The Little Box That Does Three Things
There's something appealing about a device that doesn't ask you to choose. The Tangible Instruments Arpeggio is an arpeggiator. It's also a sequencer. And a synthesizer. All in a palm-sized box with a built-in speaker, running on a battery. It's the kind of thing you pick up and immediately start playing with.

What makes the Arpeggio genuinely interesting is how it handles those three roles. Rather than burying everything in a single confusing interface, it ships with three physical overlays - one for each mode. You lay the overlay on the 17 soft-touch keypad buttons and suddenly the labels change, the context shifts, and the device becomes a different instrument. It's a simple idea, but it makes the workflow feel much more focused than you'd expect for something this compact.
Arpeggiation With Depth
The arpeggiator is where the name comes from, and it's the most developed part of the experience. You get five base note orders - Up, Down, Sequence, Reverse, and Random - and you can mix any two of them together. On top of that, there are modifiers like Inside Out, Skip Forward, Alternating First, and Zig Zag. The combinations multiply quickly, and it's surprisingly easy to stumble into something that sounds genuinely musical rather than mechanical.
This is the part that separates Arpeggio from a basic arpeggiator. Most hardware arps give you a handful of patterns and call it done. Here, the architecture is more like a toolkit - you're building the pattern yourself from components.
Sequencing and Saving
The sequencer mode lets you build monophonic sequences up to 128 notes long. You can adjust note lengths, add swing, apply slides between notes, and use probability controls to keep things from sounding too rigid. There's also per-note automation for gate, shape, and velocity - so sequences can breathe a bit rather than playing back robotically.

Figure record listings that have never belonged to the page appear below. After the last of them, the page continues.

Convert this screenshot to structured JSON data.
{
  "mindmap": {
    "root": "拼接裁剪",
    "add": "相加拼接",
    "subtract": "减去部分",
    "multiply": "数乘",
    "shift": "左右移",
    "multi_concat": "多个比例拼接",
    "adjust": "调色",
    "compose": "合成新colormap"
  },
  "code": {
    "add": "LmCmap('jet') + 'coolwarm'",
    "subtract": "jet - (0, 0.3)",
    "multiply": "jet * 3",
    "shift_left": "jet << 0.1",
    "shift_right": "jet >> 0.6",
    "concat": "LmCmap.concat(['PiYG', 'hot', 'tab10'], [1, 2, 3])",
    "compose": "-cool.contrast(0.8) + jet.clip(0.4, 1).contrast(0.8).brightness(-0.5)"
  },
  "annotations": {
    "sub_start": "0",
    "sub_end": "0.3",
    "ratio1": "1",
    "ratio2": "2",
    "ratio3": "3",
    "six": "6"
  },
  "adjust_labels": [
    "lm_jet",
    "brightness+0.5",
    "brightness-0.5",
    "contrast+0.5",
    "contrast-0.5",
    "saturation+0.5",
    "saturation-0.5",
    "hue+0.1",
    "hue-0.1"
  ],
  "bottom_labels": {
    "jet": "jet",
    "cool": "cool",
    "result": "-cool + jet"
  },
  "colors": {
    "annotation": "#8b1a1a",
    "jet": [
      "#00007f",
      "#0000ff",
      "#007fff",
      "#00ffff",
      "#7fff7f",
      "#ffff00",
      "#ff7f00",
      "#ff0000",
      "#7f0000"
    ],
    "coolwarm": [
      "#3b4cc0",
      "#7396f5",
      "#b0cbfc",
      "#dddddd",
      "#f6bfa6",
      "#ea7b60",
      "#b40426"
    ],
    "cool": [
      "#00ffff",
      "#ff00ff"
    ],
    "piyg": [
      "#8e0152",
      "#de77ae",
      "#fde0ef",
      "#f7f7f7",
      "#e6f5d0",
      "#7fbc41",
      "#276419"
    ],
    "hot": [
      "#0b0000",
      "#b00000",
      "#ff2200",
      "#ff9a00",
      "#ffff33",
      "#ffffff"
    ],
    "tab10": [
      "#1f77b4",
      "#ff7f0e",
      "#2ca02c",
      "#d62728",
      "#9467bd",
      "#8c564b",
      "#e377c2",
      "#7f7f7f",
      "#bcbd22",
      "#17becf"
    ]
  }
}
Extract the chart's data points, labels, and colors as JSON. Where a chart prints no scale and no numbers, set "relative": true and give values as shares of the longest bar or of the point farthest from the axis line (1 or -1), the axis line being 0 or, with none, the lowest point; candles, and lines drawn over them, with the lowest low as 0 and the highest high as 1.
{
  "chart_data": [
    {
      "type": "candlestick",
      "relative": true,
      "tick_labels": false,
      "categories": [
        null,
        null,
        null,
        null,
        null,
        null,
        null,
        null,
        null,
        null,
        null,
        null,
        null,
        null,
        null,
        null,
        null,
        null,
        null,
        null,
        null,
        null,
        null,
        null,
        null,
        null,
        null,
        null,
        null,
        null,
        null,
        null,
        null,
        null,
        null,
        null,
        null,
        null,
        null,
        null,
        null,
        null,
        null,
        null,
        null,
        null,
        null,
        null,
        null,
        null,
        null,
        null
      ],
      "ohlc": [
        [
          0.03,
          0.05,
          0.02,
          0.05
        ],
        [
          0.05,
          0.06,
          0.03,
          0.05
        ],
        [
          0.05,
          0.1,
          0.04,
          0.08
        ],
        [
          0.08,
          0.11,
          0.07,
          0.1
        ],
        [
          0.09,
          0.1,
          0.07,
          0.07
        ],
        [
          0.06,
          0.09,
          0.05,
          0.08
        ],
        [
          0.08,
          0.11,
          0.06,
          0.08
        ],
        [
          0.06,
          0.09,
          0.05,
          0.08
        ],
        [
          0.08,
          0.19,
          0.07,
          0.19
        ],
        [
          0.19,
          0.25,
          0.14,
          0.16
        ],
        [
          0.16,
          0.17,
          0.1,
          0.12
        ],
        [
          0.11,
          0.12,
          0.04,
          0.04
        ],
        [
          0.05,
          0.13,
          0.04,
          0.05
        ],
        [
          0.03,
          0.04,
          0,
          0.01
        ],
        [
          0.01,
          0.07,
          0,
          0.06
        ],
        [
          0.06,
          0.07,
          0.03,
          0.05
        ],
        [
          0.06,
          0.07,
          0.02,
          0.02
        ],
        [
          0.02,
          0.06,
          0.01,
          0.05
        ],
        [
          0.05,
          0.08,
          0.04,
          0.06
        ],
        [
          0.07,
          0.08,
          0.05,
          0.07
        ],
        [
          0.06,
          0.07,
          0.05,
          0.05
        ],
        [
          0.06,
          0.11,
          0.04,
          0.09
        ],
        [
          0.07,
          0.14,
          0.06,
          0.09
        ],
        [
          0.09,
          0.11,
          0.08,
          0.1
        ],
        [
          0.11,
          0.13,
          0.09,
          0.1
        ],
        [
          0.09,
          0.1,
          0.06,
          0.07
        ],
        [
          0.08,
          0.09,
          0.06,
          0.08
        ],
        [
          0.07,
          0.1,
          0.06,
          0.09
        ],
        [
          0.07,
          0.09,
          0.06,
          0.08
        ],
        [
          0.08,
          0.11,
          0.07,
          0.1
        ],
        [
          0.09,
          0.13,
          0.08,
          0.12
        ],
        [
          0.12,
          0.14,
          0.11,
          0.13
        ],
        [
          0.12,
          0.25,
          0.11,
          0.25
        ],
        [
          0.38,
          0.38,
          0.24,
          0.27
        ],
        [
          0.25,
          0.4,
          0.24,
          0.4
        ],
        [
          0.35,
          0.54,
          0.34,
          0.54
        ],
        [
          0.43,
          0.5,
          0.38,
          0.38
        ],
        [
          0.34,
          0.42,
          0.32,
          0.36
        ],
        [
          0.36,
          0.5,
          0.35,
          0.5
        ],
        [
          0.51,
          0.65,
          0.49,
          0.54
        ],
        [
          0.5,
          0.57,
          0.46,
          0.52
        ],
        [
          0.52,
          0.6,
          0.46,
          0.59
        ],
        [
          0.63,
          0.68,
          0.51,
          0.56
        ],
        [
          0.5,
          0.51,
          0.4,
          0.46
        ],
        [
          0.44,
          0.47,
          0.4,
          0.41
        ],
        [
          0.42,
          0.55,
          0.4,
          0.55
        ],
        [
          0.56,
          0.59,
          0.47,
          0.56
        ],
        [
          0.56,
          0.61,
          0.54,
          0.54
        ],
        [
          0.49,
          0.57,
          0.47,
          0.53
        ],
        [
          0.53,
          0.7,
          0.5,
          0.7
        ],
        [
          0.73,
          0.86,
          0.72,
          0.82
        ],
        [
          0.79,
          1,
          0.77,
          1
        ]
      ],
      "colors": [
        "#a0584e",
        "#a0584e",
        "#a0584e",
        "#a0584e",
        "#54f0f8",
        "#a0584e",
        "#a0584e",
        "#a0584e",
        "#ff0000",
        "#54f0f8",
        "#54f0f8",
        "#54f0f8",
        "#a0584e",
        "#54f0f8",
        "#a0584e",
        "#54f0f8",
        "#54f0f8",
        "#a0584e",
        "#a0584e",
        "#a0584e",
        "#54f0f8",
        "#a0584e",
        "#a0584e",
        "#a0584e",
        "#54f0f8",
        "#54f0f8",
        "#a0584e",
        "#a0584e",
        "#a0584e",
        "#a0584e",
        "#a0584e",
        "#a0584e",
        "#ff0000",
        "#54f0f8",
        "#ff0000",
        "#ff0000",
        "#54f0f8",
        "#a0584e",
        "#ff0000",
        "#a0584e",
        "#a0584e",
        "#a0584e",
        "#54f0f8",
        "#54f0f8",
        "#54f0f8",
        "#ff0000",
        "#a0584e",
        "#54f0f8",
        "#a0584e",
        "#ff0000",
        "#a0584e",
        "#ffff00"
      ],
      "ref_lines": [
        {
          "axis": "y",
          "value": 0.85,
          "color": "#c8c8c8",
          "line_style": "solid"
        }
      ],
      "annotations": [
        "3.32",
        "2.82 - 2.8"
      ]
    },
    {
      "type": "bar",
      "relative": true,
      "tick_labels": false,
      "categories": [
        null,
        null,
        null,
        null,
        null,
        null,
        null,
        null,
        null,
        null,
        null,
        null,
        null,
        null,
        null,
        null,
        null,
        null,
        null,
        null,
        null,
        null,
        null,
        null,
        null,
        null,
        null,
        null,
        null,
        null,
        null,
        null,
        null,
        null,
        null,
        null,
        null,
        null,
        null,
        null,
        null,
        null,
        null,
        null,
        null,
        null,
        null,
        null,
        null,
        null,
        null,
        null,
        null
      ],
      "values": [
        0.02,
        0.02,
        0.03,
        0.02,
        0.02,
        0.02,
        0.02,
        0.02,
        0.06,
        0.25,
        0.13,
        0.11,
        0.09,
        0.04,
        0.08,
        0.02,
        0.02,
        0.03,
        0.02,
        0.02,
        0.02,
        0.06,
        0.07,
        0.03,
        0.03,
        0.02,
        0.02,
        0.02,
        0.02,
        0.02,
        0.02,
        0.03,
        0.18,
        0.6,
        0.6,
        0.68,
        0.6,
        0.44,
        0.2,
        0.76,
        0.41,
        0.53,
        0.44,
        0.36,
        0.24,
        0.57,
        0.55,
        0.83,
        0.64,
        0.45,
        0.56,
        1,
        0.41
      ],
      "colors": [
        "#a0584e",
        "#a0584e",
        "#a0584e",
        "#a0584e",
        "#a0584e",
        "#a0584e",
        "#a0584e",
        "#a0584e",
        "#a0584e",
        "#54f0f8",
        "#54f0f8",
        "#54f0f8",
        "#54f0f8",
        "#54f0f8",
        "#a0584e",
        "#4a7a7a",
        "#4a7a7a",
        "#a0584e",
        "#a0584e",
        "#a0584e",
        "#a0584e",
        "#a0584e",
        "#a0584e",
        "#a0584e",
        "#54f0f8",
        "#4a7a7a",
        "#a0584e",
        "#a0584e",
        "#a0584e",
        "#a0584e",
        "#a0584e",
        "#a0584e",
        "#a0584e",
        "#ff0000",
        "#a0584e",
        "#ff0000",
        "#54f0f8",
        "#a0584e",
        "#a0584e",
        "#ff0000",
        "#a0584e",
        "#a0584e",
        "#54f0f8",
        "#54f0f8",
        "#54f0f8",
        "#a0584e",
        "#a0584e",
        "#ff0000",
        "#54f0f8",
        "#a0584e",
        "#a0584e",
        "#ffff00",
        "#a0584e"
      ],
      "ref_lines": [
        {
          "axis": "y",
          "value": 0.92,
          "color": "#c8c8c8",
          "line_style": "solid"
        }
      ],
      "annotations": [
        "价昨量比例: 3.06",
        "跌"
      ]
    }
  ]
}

Storage is handled by an SD card, and the device can hold up to 512 sequences organised into a three-tier structure of sets, songs, and sequences. That's more than you'll ever need, but it's good to know it's there.

The Synth Inside
The built-in synthesizer is a two-oscillator virtual analogue monosynth. It's not the deepest instrument ever made, but with dual ADSR envelopes, dual LFOs, six oscillator waveforms, a low-pass filter, and 24 presets, it's more than enough for standalone noodling. When you're using the Arpeggio to control external gear, the internal synth takes a back seat - but it means you're never stuck without something to listen to.
Connectivity
Here's where Arpeggio earns its keep as a studio tool rather than just a toy. It has MIDI over DIN, USB, and Bluetooth LE, plus a control voltage output (0-5V, 1V/Oct), a gate output, and an analogue sync output running at 24 ppq. There's a quarter-inch audio out and a headphone jack, and the whole thing runs on either USB power or an 18650 lithium-ion battery.
The fact that it can act as a bridge between devices - translating and routing MIDI across different connection types - is a practical bonus that doesn't get mentioned enough. It's the kind of utility that becomes genuinely useful once you're knee-deep in a cable-heavy setup.
A Long Road to Release
Worth noting: the Arpeggio started life as a Kickstarter campaign back in 2015 and took nearly a decade to reach shipping. That's an unusual journey, and it invites some scepticism. But the device that eventually arrived looks polished and complete - not a rushed product trying to fulfil old promises. Whether the wait was worth it depends on how much you've been thinking about arpeggiators for the past ten years.
What Tangible Instruments has made is a device with a clear sense of purpose. It doesn't try to be everything - it tries to be three things, and it gives each of those things a proper interface and real thought. For someone who wants melody-generating tools in a small, portable, battery-powered form, it's a compelling option.